Similarly, Wal-Mart Stores Inc. has scaled down its stores by developing Walmart Neighborhood Markets, Walmart Express and, more recently, Walmart On Campus.
“[Walmart On Campus stores] are basically a combination of convenience stores and drug stores, so slightly larger than convenience stores, and [they] have a pharmacy, but they also sell a small range of grocery products,” McGoldrick explains. Located on select college campuses, the stores offer bulk-size drinks, such as 24-packs of bottled water and 12-packs of sports drinks, which are slightly larger packaging sizes than convenience stores typically carry, he adds.

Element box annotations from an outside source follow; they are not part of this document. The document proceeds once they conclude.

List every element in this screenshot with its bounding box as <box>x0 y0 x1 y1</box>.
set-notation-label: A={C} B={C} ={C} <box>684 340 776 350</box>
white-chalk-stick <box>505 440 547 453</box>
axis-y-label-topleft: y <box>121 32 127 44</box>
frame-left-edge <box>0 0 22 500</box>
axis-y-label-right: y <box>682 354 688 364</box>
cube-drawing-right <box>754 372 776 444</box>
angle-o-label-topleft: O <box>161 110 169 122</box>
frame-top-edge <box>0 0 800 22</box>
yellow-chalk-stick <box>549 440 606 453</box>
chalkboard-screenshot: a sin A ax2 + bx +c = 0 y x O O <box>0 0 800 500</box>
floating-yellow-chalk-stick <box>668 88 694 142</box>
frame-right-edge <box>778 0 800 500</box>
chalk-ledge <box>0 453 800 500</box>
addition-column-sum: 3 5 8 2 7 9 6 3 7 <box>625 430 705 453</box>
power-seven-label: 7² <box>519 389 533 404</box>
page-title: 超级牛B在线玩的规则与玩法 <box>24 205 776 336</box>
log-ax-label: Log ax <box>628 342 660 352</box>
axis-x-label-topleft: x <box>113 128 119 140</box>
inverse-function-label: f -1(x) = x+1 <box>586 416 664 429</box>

Despite having fewer stores in the market, mass merchandisers have grown their share of beverages in the last few years, Euromonitor’s Koerten notes. Within the channel, the two most-popular beverage categories are bottled water and carbonated soft drinks, McGoldrick adds. These categories also top the beverage charts within hypermarkets and club stores, he says. They are particularly popular in large retailers because of their availability in bulk quantities, and shoppers often stock up on groceries at these large-format stores, he explains. This plays into consumer desires for both convenience and value.
Offering food and beverages in addition to non-grocery items also enables one-stop shopping for consumers, which can boost a store’s number of purchases, McGoldrick notes.
In the five years leading up to 2013 when consumer sentiment was low, consumers shifted their spending to consumables, such as food and beverages, according to IBISWorld’s June 2013 report “Warehouse Clubs & Supercenters in the US.” This year, the consumables segment is projected to be the largest part of the club store and supercenter channels, accounting for 47 percent of total revenue, it adds.
Private-label products also have become more popular in the club store channel within the last five years, according to the report. For instance, Costco Wholesale Corp., Issaquah, Wash., is the only retailer that has a partnership with Green Mountain Coffee Roasters Inc. to make private-label K-Cups for the Keurig single-cup brewing system, Euromonitor’s McGoldrick notes.
Although traditional mass merchandisers aren’t projected to perform well because of their conversions into other channels, the hypermarket, or supercenter, channel is expected to continue performing well moving forward, he says.
Supercenters and club stores are two of the fastest-growing retail channels, growing 4.5 percent between 2008 and 2013, according to IBISWorld’s report. This year, revenue in the channels is projected to rise 6.7 percent due to rising consumer disposable income, it adds. Their ability to offer low-priced merchandise is the primary driver of their success; however, retailers’ move toward smaller stores will offer some competition, the report notes.